Fabrício, pra mim é caso de entrar em contato com algum Dicastério Romano [a própria Congregação para a Doutrina da Fé, ou a Congregação para o Culto Divino e Disciplina dos Sacramentos].
Mas, para isso, é preciso (i) ter a certeza exata do que está acontecendo na Diocese [vai que o Bispo liberou o mosto, e o jornal não diferenciou, e vai que o Bispo já consultou a Santa Sé e obteve resposta positiva na questão…], e (ii) de preferência fazer parte de lá.
Se tivéssemos alguém que faz parte da Diocese, já seria uma mão na roda…
Abraços, em Cristo,
Jorge
Em que tempos sinistros vivemos!!! Quando uma diocese tem a presunção de liberar os padres de celebrarem a Santa Missa com vinho, por mero respeito a uma lei positiva do estado, é sinal de que há algo de muito errado por aki!
É claro que a pergunta é meramente retórica, mas ONDE ESTÁ A CNBB QUE NÃO SE PRONUNCIOU SOBRE ESTA LEI??!!
Nao quero apimentar as coisas,mas,absurdos em sao jose ja é rotina,eu estou sendo vitima de preconceito na igreja catolica de um bairro humilde desta regiao,sou catolico desde quando nasci e esta igreja de sao jose pois em duvida minha integridade religiosa com a igreja,meu sobrinho caso nao apresente nesta semana um comprovante de frequencia ,apesar de eu apresentar o cherox da indentidade,certidao de comunhao e crisma e batizado,ele nao fará a crisma simplismente porque eu como padrinho sou de joinville sc ,por isso tanta burocrasia.
o comprovante de frequencia é o meu ,pra ilustrar mais ainda a piadinha deles, ja me sinto um marginal.
Sábia decisão.

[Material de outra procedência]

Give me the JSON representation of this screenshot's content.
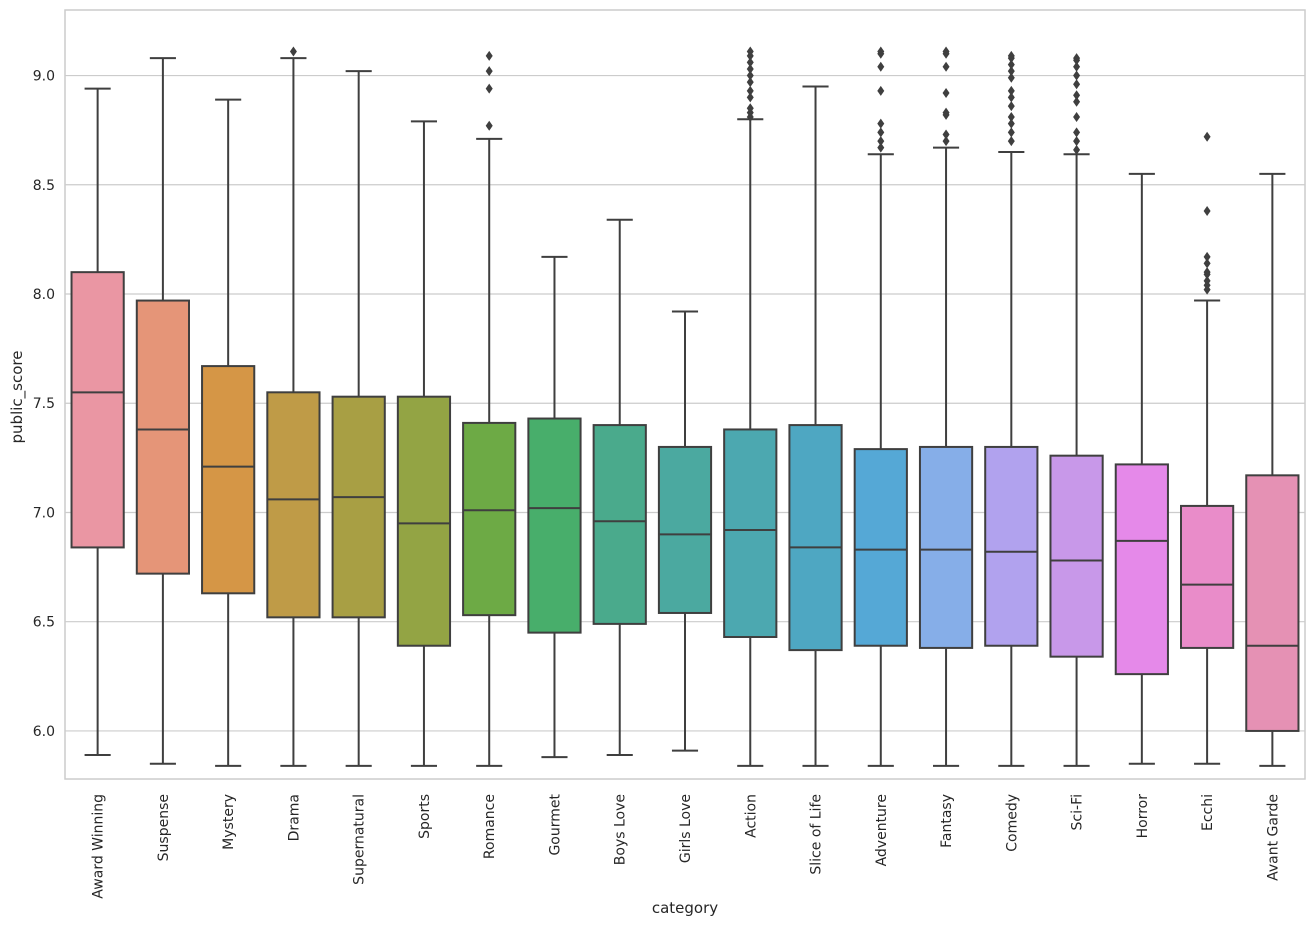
{
  "chart_data": {
    "type": "box",
    "xlabel": "category",
    "ylabel": "public_score",
    "ylim": [
      5.78,
      9.3
    ],
    "yticks": [
      6.0,
      6.5,
      7.0,
      7.5,
      8.0,
      8.5,
      9.0
    ],
    "ytick_labels": [
      "6.0",
      "6.5",
      "7.0",
      "7.5",
      "8.0",
      "8.5",
      "9.0"
    ],
    "grid": "horizontal",
    "categories": [
      "Award Winning",
      "Suspense",
      "Mystery",
      "Drama",
      "Supernatural",
      "Sports",
      "Romance",
      "Gourmet",
      "Boys Love",
      "Girls Love",
      "Action",
      "Slice of Life",
      "Adventure",
      "Fantasy",
      "Comedy",
      "Sci-Fi",
      "Horror",
      "Ecchi",
      "Avant Garde"
    ],
    "colors": [
      "#ea96a3",
      "#e59578",
      "#d59646",
      "#bf9b47",
      "#a89f44",
      "#93a444",
      "#6daa45",
      "#48ae6b",
      "#4aaa8c",
      "#4ba9a0",
      "#4ca8b0",
      "#4ea7c2",
      "#55a8d6",
      "#86aee8",
      "#b1a2ee",
      "#c898e9",
      "#e589e9",
      "#e98cc9",
      "#e591b4"
    ],
    "boxes": [
      {
        "whislo": 5.89,
        "q1": 6.84,
        "med": 7.55,
        "q3": 8.1,
        "whishi": 8.94,
        "fliers": []
      },
      {
        "whislo": 5.85,
        "q1": 6.72,
        "med": 7.38,
        "q3": 7.97,
        "whishi": 9.08,
        "fliers": []
      },
      {
        "whislo": 5.84,
        "q1": 6.63,
        "med": 7.21,
        "q3": 7.67,
        "whishi": 8.89,
        "fliers": []
      },
      {
        "whislo": 5.84,
        "q1": 6.52,
        "med": 7.06,
        "q3": 7.55,
        "whishi": 9.08,
        "fliers": [
          9.11
        ]
      },
      {
        "whislo": 5.84,
        "q1": 6.52,
        "med": 7.07,
        "q3": 7.53,
        "whishi": 9.02,
        "fliers": []
      },
      {
        "whislo": 5.84,
        "q1": 6.39,
        "med": 6.95,
        "q3": 7.53,
        "whishi": 8.79,
        "fliers": []
      },
      {
        "whislo": 5.84,
        "q1": 6.53,
        "med": 7.01,
        "q3": 7.41,
        "whishi": 8.71,
        "fliers": [
          8.77,
          8.94,
          9.02,
          9.09
        ]
      },
      {
        "whislo": 5.88,
        "q1": 6.45,
        "med": 7.02,
        "q3": 7.43,
        "whishi": 8.17,
        "fliers": []
      },
      {
        "whislo": 5.89,
        "q1": 6.49,
        "med": 6.96,
        "q3": 7.4,
        "whishi": 8.34,
        "fliers": []
      },
      {
        "whislo": 5.91,
        "q1": 6.54,
        "med": 6.9,
        "q3": 7.3,
        "whishi": 7.92,
        "fliers": []
      },
      {
        "whislo": 5.84,
        "q1": 6.43,
        "med": 6.92,
        "q3": 7.38,
        "whishi": 8.8,
        "fliers": [
          8.81,
          8.83,
          8.85,
          8.9,
          8.93,
          8.97,
          9.0,
          9.03,
          9.06,
          9.09,
          9.11
        ]
      },
      {
        "whislo": 5.84,
        "q1": 6.37,
        "med": 6.84,
        "q3": 7.4,
        "whishi": 8.95,
        "fliers": []
      },
      {
        "whislo": 5.84,
        "q1": 6.39,
        "med": 6.83,
        "q3": 7.29,
        "whishi": 8.64,
        "fliers": [
          8.67,
          8.7,
          8.74,
          8.78,
          8.93,
          9.04,
          9.1,
          9.11
        ]
      },
      {
        "whislo": 5.84,
        "q1": 6.38,
        "med": 6.83,
        "q3": 7.3,
        "whishi": 8.67,
        "fliers": [
          8.7,
          8.73,
          8.82,
          8.83,
          8.92,
          9.04,
          9.1,
          9.11
        ]
      },
      {
        "whislo": 5.84,
        "q1": 6.39,
        "med": 6.82,
        "q3": 7.3,
        "whishi": 8.65,
        "fliers": [
          8.7,
          8.74,
          8.78,
          8.81,
          8.86,
          8.9,
          8.93,
          8.99,
          9.02,
          9.05,
          9.08,
          9.09
        ]
      },
      {
        "whislo": 5.84,
        "q1": 6.34,
        "med": 6.78,
        "q3": 7.26,
        "whishi": 8.64,
        "fliers": [
          8.66,
          8.7,
          8.74,
          8.81,
          8.88,
          8.91,
          8.96,
          9.0,
          9.04,
          9.07,
          9.08
        ]
      },
      {
        "whislo": 5.85,
        "q1": 6.26,
        "med": 6.87,
        "q3": 7.22,
        "whishi": 8.55,
        "fliers": []
      },
      {
        "whislo": 5.85,
        "q1": 6.38,
        "med": 6.67,
        "q3": 7.03,
        "whishi": 7.97,
        "fliers": [
          8.02,
          8.04,
          8.06,
          8.09,
          8.1,
          8.14,
          8.17,
          8.38,
          8.72
        ]
      },
      {
        "whislo": 5.84,
        "q1": 6.0,
        "med": 6.39,
        "q3": 7.17,
        "whishi": 8.55,
        "fliers": []
      }
    ]
  }
}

Vale ressaltar, ainda, que existem importantes estudos, realizados por respeitáveis teólogos e outros investigadores das Sagradas Escrituras, que demonstram, com argumentos sólidos e insofismáveis, que o Senhor Jesus utilizou o puro suco da uva, não o vinho fermentado, na celebração da Santa Comunhão. Ademais, fica aqui uma reflexão: se o pão, sem fermento, representa o corpo santo do Salvador, porque o vinho, fermentado, deveria representar o sangue imaculado do Filho de Deus? Seria, de fato, uma enorme contradição, um clamoroso contra-senso se a bebida alcoólica e que tanta desgraça causa, devesse simbolizar o sangue pelo qual teremos vida eterna.
Prezado Sandro,
O senhor é católico?
Em primeiro lugar, não existe um único estudo realizado por “respeitáveis teólogos” demonstrando que Nosso Senhor usou suco de uva. Só quem diz esse tipo de besteira são meia dúzia de dementes protestantes.
Em segundo lugar, a posição da Igreja é claríssima e insofismável, afirmando de maneira inequívoca que somente o vinho de uva constitui matéria válida para a celebração da Eucaristia (é também válido o mosto – que não é suco de uva -, mas sua utilização só é lícita em condições bem específicas).
Em terceiro lugar, o vinho não “representa” o Sangue de Cristo, e sim é o Sangue de Cristo.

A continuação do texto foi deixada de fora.